17

In Sql Server, NULL IS NOT EQUAL TO NULL.(Why does NULL = NULL evaluate to false in SQL server) Then why the following code returns single NULL.

CREATE TABLE #TEMP1
    (ID INT)
INSERT INTO #TEMP1
SELECT NULL
UNION ALL
SELECT NULL
SELECT DISTINCT ID FROM #TEMP1
DROP TABLE #TEMP1

ID
------
NULL

I expected

ID
------
NULL
NULL
1

2 Answers 2

35

The handling of NULLs for DISTINCT comparison is clearly called out in the documentation. Excerpt:

DISTINCT

Specifies that only unique rows can appear in the result set. Null values are considered equal for the purposes of the DISTINCT keyword.

1
  • In the SQL standard DISTINCT in UNION follows your quote.

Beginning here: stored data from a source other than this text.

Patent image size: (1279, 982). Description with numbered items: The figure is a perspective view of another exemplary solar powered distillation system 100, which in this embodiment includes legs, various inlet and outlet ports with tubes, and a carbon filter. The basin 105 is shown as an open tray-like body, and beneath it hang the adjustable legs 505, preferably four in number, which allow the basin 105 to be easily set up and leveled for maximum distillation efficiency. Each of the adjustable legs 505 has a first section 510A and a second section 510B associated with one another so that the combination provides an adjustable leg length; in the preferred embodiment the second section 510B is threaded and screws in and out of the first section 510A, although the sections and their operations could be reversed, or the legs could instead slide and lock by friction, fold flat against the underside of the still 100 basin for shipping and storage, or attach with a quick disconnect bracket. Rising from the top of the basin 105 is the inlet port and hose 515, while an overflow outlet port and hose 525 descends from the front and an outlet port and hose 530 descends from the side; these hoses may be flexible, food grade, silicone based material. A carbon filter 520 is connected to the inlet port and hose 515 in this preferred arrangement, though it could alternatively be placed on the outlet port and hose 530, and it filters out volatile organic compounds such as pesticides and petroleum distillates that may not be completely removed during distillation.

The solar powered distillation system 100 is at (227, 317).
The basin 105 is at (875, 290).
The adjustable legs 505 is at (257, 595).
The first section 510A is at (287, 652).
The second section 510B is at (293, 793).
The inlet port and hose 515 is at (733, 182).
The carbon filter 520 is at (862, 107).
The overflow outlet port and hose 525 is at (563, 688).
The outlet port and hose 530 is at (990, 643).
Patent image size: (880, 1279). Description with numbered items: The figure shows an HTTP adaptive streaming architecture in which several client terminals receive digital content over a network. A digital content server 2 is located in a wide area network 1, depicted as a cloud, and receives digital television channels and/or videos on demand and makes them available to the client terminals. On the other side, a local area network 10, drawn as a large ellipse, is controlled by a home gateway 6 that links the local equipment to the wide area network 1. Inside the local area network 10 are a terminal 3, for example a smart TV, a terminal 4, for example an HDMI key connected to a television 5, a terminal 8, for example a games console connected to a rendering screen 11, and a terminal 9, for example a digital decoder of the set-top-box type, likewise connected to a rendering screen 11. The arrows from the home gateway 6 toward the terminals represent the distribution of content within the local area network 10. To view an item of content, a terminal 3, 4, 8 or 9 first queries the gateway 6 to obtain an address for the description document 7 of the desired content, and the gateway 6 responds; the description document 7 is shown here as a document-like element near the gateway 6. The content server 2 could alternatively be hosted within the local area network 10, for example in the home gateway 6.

However in other places rows that are the same but have NULL are distinct. For UNION DISTINCT MS Server follows the standard but in other places it doesn't. Which I mention for anyone using a different DBMS.
    – philipxy
    Commented May 17, 2019 at 21:30
1

Not only is it called out in the documentation, it’s a different kind of equality test. Does unknown equal unknown? Who knows, maybe yes, maybe no. But that is exactly why Distinct should return only 1. If it returned 2 different values, that would be saying that the unknowns were different. There exists at least one unknown value so, it should be in the list, whether it is different from any of the other unknown values is, well, unknown.

Null values compare as equal for Intersect as well.

Select 1
Where exists (select null intersect select null)
1
  • NULLs in SQL are ad hoc & you can't reason that they act somewhere based on how they act elsewhere or on some notion of "unknown" that inspired them. There's no "should". SQL standard UNION DISTINCT is unlike other use of distinct & in MS Server other uses of distinct don't follow the standard.